The next morning I wrestled Finola into the milking stand and got her head restrained in the stanchion. I put some grain in the feeder and started to milk. Right away she started misbehaving, so I slapped her haunches and said, "NO." I resumed milking, she resumed kicking and acting like a freak. Again I slapped her and said, "NO!" The escalation of hostilities continued with me slapping and Finola kicking until I was slapping her hindquarters as hard as I could, while sobbing, and she was doing a bang-on impression of the legion of demons that possessed the herd of swine.

I was beside myself, so I called my dad, explained the situation, and asked if he could give me any advice.
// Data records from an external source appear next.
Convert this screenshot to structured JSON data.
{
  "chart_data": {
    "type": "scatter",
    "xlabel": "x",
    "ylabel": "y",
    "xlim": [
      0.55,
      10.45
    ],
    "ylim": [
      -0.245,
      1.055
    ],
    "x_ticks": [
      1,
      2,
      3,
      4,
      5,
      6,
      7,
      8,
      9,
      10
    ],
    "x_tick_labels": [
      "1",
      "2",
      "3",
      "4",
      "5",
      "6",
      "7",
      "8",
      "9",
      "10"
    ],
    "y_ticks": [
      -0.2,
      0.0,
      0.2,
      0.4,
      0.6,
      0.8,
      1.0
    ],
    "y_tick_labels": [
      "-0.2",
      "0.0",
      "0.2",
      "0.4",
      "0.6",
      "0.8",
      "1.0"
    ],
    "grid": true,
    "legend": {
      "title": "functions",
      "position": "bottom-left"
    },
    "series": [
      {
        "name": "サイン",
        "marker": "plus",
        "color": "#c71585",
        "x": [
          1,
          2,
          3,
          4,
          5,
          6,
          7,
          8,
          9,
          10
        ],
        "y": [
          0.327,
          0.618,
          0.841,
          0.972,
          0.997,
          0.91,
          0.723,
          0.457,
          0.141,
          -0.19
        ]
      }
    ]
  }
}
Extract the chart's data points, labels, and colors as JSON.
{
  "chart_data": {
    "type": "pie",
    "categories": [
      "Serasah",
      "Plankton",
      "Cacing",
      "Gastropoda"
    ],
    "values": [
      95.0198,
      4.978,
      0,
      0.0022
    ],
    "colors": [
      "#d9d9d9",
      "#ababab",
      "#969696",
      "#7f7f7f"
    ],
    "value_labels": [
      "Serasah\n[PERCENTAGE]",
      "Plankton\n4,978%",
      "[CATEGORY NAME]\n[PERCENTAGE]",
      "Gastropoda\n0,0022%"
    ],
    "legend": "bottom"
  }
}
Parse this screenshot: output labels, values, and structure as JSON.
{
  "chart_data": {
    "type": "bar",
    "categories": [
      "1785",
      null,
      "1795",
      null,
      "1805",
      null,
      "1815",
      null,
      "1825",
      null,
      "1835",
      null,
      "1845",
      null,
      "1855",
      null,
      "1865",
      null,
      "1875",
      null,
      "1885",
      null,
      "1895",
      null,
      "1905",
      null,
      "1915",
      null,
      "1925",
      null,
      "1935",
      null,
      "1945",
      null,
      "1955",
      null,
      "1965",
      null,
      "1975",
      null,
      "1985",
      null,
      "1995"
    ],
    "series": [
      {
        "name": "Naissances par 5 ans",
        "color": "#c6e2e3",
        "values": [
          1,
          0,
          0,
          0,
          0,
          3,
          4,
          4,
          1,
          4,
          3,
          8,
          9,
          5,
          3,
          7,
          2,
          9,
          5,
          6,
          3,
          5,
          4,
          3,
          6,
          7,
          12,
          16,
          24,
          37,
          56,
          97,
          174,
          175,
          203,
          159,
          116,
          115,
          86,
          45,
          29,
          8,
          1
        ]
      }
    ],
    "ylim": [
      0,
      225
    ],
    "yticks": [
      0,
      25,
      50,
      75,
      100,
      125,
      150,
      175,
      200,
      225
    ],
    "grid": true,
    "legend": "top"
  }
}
Being a master of understatement, he said this to me: "Well, I just know that the harder and crueler you are to them, the worse they act, and the gentler you are, the better they'll be." Oh. Then he said that something my grandpa had tried with recalcitrant cows was tying one of their hind legs to a rafter while he milked, so she couldn't kick or get away.

So I decided to try it. The next milking I got a piece of twine and tied Finola's hind leg to the stanchion, so she was totally immobilized. I sat down, started to milk, and I thought, "Aha! I've finally got it!" Everything was going great, squirt, squirt, squirt went the milk into the bucket, but let me just tell you what happened then. Somehow she suddenly jumped into the air and off the milking stand, wrenched her head out of the stanchion, gave the milk bucket a terrific kick, and went careening across the patio, knocking into the roof supports, running into the car, tearing through the garden and the ditch and into the hayfield, all the while dragging the milking stand, which was still fastened to her hind leg. I laughed and laughed in the midst of my paroxysm of rage. She was fairly easy to catch, because of the dead weight she was hauling, and I decided to let her off another day.

This was the lowest point of my milking career. The next day I approached the task with a new perspective. While I milked Finola I held the bucket with one hand and milked with the other. I talked softly and sang to her while I did it. I told her she was a smart girl and a good girl. I told her thank you for her milk and for her behavior (some of these things were insincere). I was a right hippie, in other words. But that day was the beginning of a change in Finola, and in me. Her behavior was bad for a long time, but never as bad those first few days, and always better than the day before. And I realized that goats are very similar to children. They need to be told they're smart and good, and that you love them. They need to be treated with respect and kindness. And they will prove capable of the tasks you give them if you just believe in them and give them the necessary tools. I don't always act according to my knowledge, but every time I see Finola I remember that lesson, and what my dad told me, and I think it helps me get a little better every day--I hope it does. It's too important to screw up.

5 comments:

Bamamoma said...

awesome story. I may start calling you the goat whisperer.

BTW (off topic): we looked all over (Target, KB Toys, Walmart) for a barrel of monkeys for that photo and were denied. Then we looked through our own toys and there was a barrel of monkeys that you gave Phil when he had his first surgery (7 years ago!). Thanks!

Layne said...

Awww. I remember that surgery. I have to say that the Operation-themed card we gave him was one of my finest.

All8 said...

I sang to our cows too while I milked. I think that it helped us all relax, at least a little bit. I saw a saying the other day and thought of you. "I prayed for patience and God sent me a goat." ;D Hope that it all goes beautifully this year.

Jill Bearden said...

I loved that story Layne. Thanks for sharing your grief and triumphs with us!

Also, I remember that card you made Phil...has it really been SEVEN years!?

mmm.chocolate said...

Thank you for the big laugh to start my day. And, for the thoughtful insights.